Medication Safety: Incident Analysis and Proactive Risk Assessment
Thursday, January 11, 2018 and Friday, January 12, 2018
This 1.5 day workshop provides healthcare practitioners with background theory and hands-on practice in incident analysis (root cause analysis, RCA) and proactive risk assessment using failure mode and effects analysis (FMEA)
Day 1: Incident Analysis - Root Cause Analysis (RCA)
The program begins with an overview of the system approach in the management of error and introduction to human factors engineering principles. RCA is a tool to help investigate patient safety incidents in healthcare, identify and analyze root causes and contributing factors, and develop recommendations. Participants will learn how to conduct an RCA through interactive exercises and group work. The workshop will cover diagramming to support incident analysis, identification of contributing factors, summarizing findings and developing and implementing recommended actions.
Day 2: Prospective Risk Assessment Using Failure Mode and Effects Analysis (FMEA)
The workshop curriculum is derived from the Canadian Failure Mode and Effects Analysis Framework Version II (2016).
Failure Mode and Effects Analysis (FMEA) is a technique used to identify process and product problems before they occur. This half-day workshop builds on the principles learned in Day 1, with a change in focus to proactive risk assessment and process redesign.

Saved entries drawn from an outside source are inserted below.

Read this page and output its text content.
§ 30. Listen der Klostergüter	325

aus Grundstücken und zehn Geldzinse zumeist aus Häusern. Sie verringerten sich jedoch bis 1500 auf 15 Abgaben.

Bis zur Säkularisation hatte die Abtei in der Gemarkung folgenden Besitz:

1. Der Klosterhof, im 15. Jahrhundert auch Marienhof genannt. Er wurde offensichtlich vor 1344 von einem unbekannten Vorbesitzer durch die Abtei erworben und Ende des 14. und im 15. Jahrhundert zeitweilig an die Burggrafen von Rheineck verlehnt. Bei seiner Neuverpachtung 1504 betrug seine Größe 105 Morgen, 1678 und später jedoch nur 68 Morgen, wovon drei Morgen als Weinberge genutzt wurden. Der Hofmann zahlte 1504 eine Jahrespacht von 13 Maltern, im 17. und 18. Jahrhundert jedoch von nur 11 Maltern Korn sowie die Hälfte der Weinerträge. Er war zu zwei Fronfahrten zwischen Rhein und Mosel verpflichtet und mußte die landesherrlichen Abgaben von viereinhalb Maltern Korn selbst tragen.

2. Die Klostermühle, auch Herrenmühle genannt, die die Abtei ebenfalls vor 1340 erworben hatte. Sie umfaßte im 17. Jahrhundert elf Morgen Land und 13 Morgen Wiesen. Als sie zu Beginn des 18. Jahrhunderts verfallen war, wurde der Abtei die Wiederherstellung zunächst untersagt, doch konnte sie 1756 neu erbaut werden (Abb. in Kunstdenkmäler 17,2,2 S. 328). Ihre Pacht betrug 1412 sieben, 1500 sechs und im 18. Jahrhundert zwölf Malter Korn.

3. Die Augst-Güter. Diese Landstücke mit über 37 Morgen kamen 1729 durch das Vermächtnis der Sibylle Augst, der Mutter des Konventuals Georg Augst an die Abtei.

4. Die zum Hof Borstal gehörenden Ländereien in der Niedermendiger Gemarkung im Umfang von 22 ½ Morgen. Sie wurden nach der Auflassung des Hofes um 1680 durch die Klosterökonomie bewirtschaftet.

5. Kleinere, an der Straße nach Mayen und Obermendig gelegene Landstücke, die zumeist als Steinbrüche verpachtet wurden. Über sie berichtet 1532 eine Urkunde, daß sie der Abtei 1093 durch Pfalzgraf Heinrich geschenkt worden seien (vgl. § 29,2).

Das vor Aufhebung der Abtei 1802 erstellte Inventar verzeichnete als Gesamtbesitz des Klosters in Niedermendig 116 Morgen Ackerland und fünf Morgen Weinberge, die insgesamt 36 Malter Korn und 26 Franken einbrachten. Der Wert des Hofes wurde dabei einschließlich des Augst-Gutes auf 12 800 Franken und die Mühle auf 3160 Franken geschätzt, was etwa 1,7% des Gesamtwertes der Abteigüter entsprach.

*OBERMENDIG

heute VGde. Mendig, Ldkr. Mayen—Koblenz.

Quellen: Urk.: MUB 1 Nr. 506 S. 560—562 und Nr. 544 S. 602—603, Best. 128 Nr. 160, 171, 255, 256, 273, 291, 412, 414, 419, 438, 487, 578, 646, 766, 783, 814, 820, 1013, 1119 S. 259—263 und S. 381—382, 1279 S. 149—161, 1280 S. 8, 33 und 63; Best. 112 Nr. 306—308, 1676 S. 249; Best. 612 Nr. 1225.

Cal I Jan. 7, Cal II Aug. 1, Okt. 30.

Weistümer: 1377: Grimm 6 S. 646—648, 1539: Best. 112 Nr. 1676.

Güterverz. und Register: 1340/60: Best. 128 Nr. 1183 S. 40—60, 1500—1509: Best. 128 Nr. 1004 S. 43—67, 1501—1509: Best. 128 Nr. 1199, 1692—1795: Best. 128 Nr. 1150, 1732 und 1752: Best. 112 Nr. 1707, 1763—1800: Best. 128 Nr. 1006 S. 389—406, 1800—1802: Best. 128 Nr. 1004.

Through interactive group work, participants will learn how to diagram a process, how to identify potential failures, and how to redesign processes with consideration of human factors principles to decrease the likelihood of a failure impacting a patient.
FMEA is a team-based, structured process. It is forward-looking, in contrast to the retrospective approach of incident analysis and techniques such as root cause analysis. FMEA is based on the premise that all systems and processes contain embedded system failures.